Website Page Content
During the course of a website redesign, many of our clients are also adjusting their market positioning, onboarding new marketing staff, rebranding, or addressing any number of other strategic changes in the business.
An updated website is often the product of other large changes in an organization. It comes as no surprise that when it is time to succinctly write down who you are, who you serve, and what particular value you bring to market, it is no small task. It also isn’t something we’ll be able to do for you entirely. We can help, but the meat of the page content needs to be written by the people in your organization with the best pulse on the vision. Our suggestion during the start of a website project is to work out the answers to those fundamental questions as soon as you begin the project. That way, there will be several weeks of lead time to iron out any kinks.
When it comes time to write the content, you’ll be well equipped to fill in the blanks. There are two phases where the bulk of the copywriting happens in a website redesign project:
After the wireframes have been created
After pages have been designed
Once we have created wireframes of the website, you’ll have a very low fidelity (think blueprint-esque) version of the website pages that you can use as a reference for where content will need to go and generally how much will need to be created.
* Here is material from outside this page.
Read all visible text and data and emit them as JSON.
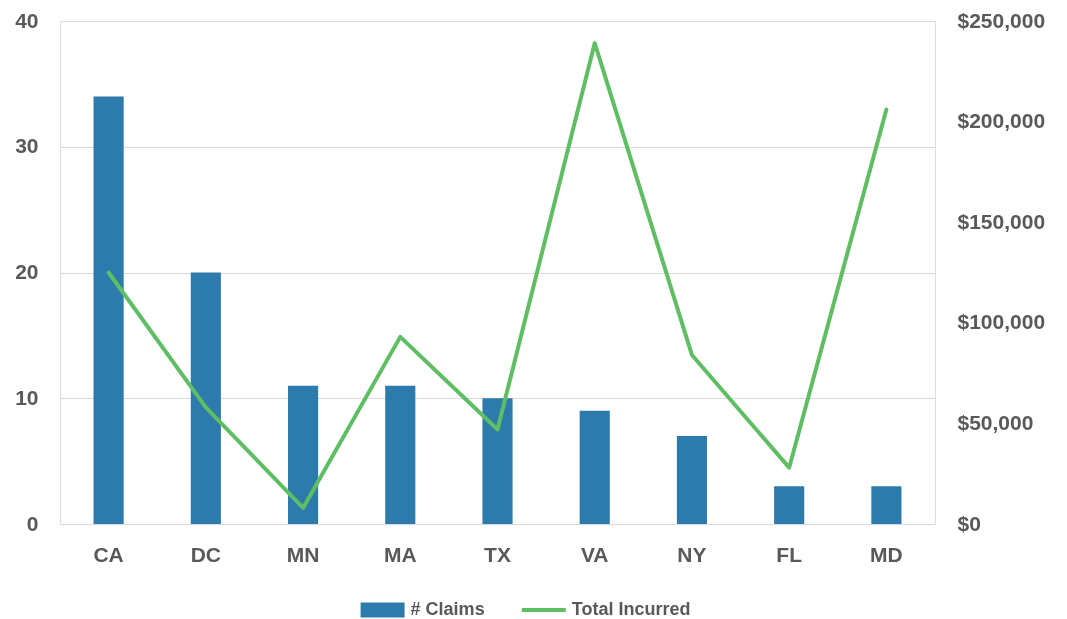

At this stage, we request that you begin to write for the depicted content areas so we can use that content when creating the page designs.
After we have received copy and fielded any revisions during the wireframe stage, we’ll create high-fidelity designs of all of the core pages on the website and include your real content. This helps us work out any kinks if the content isn’t working well with the design. Once the page designs are complete, we’ll send them off for your final review. Our goal is to include all of the copy in the website designs before sending the designs off for development. Doing so removes a step in our process where a web developer creates pages with placeholder content and later we need to place real content in the website.
In many cases, editorial content on websites takes place as blog posts, insights, or articles. This type of content is different than the content on the core pages of a website, because while it should serve the same audience, it normally isn’t intended to “sell”. Editorial content typically exists to create value to your customers that in turn causes them to attribute good will back to you. Editorial content should be SEO optimized and does not always need to be produced by your internal teams. Our team can support marketing teams at various levels of involvement: Optimizing existing content, suggesting new content based on consumer demand, and creating new content.